Evidentemente, convites para a participação em solenidades são feitos aos montes (e atendidos aos montes também), mas acredito que a foto ilustra o crescente papel da religiosidade nas eleições, principalmente a partir de 2002, contexto no qual a aproximação de candidatos em relação a líderes religiosos começou a ganhar destaque. Por exemplo, Haddad, que tem apresentado uma gestão progressista e de cunho social em termos de direito à cidade e planejamento urbano, não criticou - sequer comentou - a construção do templo, que tudo indica ser irregular. O templo foi construído irregularmente por ter obtido alvará de reforma (e não de construção), de modo que a Universal se livrou de uma série de encargos e prestações que deveria cumprir, como a concessão de 5% (no caso, seriam mais de 34 milhões de reais) para obras de mobilidade urbana.
O fato é que criticar o templo pega mal, partidos políticos e seus integrantes temem o peso do voto evangélico. Caso Haddad criticasse abertamente a construção, as chances de a oposição usar isso para tentar angariar votantes entre a população protestante seriam enormes. Em todo caso, o templo é - creio eu - algo razoavelmente inofensivo. A relação sobre evangelismo e política torna-se mais complicada quando paramos para pensar nos efeitos da religiosidade em debates relativos a direitos fundamentais.
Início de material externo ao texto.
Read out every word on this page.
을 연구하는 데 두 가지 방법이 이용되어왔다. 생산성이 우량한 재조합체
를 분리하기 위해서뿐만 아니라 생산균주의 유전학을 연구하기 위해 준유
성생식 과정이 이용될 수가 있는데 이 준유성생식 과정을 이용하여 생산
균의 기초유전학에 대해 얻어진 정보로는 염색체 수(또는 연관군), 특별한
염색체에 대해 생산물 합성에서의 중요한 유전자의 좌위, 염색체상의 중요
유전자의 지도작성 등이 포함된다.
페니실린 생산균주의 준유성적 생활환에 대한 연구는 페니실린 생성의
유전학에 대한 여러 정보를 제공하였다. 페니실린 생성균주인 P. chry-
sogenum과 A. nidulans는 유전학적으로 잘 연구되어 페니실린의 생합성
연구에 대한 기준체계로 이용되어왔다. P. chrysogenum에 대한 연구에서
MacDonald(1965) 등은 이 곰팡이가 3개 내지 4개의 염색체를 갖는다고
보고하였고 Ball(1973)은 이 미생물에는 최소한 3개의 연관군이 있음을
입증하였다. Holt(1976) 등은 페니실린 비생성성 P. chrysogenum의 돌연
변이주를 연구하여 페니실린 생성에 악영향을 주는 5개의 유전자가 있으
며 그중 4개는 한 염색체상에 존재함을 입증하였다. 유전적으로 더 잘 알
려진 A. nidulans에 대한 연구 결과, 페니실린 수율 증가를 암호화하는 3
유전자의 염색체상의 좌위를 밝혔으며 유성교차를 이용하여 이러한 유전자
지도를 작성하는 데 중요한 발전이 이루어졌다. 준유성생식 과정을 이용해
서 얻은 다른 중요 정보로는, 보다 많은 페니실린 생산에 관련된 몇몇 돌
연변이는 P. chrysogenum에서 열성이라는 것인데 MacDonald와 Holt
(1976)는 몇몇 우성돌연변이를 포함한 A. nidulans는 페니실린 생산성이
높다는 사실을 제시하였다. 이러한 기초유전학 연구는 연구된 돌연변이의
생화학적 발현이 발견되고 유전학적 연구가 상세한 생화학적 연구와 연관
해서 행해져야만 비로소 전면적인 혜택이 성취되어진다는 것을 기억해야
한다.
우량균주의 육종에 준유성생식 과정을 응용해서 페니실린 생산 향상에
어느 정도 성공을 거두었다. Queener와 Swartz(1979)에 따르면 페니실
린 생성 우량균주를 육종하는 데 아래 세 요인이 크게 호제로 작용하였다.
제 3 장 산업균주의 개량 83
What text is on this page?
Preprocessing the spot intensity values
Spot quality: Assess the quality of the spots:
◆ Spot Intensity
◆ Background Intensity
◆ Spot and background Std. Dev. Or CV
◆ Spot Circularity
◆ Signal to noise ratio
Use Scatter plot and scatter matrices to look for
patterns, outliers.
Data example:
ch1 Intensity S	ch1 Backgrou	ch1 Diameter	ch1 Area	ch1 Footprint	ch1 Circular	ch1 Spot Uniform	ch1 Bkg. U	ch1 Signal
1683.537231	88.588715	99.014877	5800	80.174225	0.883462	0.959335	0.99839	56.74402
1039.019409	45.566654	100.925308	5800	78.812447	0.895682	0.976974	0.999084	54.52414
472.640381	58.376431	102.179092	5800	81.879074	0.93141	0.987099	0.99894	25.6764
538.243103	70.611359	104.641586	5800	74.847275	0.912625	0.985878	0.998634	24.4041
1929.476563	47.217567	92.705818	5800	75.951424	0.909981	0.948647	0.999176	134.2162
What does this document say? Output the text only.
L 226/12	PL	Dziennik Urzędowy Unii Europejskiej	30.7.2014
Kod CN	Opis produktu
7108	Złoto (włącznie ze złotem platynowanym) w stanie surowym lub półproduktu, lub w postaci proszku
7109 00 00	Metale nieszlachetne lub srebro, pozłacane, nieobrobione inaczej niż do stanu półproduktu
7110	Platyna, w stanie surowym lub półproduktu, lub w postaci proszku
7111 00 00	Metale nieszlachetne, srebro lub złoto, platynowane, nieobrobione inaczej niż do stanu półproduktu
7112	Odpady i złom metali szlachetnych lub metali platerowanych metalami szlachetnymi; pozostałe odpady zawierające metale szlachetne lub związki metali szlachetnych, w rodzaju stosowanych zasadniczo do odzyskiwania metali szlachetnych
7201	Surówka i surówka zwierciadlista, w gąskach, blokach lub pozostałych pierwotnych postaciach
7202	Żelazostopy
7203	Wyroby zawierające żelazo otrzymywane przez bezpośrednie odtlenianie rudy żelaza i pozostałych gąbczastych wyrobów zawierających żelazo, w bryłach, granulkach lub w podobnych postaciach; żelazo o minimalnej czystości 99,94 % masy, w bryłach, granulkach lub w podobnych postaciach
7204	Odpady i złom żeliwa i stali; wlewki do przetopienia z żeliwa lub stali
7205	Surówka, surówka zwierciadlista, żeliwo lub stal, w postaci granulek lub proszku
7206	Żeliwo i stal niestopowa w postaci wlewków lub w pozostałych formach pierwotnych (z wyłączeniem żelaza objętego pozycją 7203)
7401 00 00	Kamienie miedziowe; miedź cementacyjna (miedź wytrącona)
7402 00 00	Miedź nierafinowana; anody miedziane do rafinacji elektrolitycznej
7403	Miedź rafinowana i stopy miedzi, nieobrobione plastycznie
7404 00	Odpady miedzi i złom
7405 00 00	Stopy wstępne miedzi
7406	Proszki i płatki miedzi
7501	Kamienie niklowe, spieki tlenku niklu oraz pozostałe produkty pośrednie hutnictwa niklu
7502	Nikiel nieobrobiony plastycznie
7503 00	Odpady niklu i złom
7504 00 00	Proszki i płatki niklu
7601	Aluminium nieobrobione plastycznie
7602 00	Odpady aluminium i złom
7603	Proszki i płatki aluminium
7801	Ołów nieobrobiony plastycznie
Dois pontos relevantes que todos devem ter em mente sobre a delicada relação entre religiosidade e política no Brasil: primeiramente - um ponto levantado recentemente em entrevista pelo comentarista político Kennedy Alencar - as disputas por votos tiram proveito da confusão que a população faz entre poderes. Quando um candidato à presidência, por exemplo, pergunta ao opositor sua opinião sobre um tema controverso, como a legalização da maconha, cria-se uma situação de mal-estar para o perguntado, porque ele não é responsável por alterações na legislação sobre tal assunto. Essa competência cabe ao Legislativo, mas caso o presidenciável diga-se a favor ou contra, ele se queima com um dado setor de eleitores. Em outras palavras, mesmo que se eleja um presidente a favor de legalização da maconha, isso não implica na legalização, porque essa competência cabe ao Congresso.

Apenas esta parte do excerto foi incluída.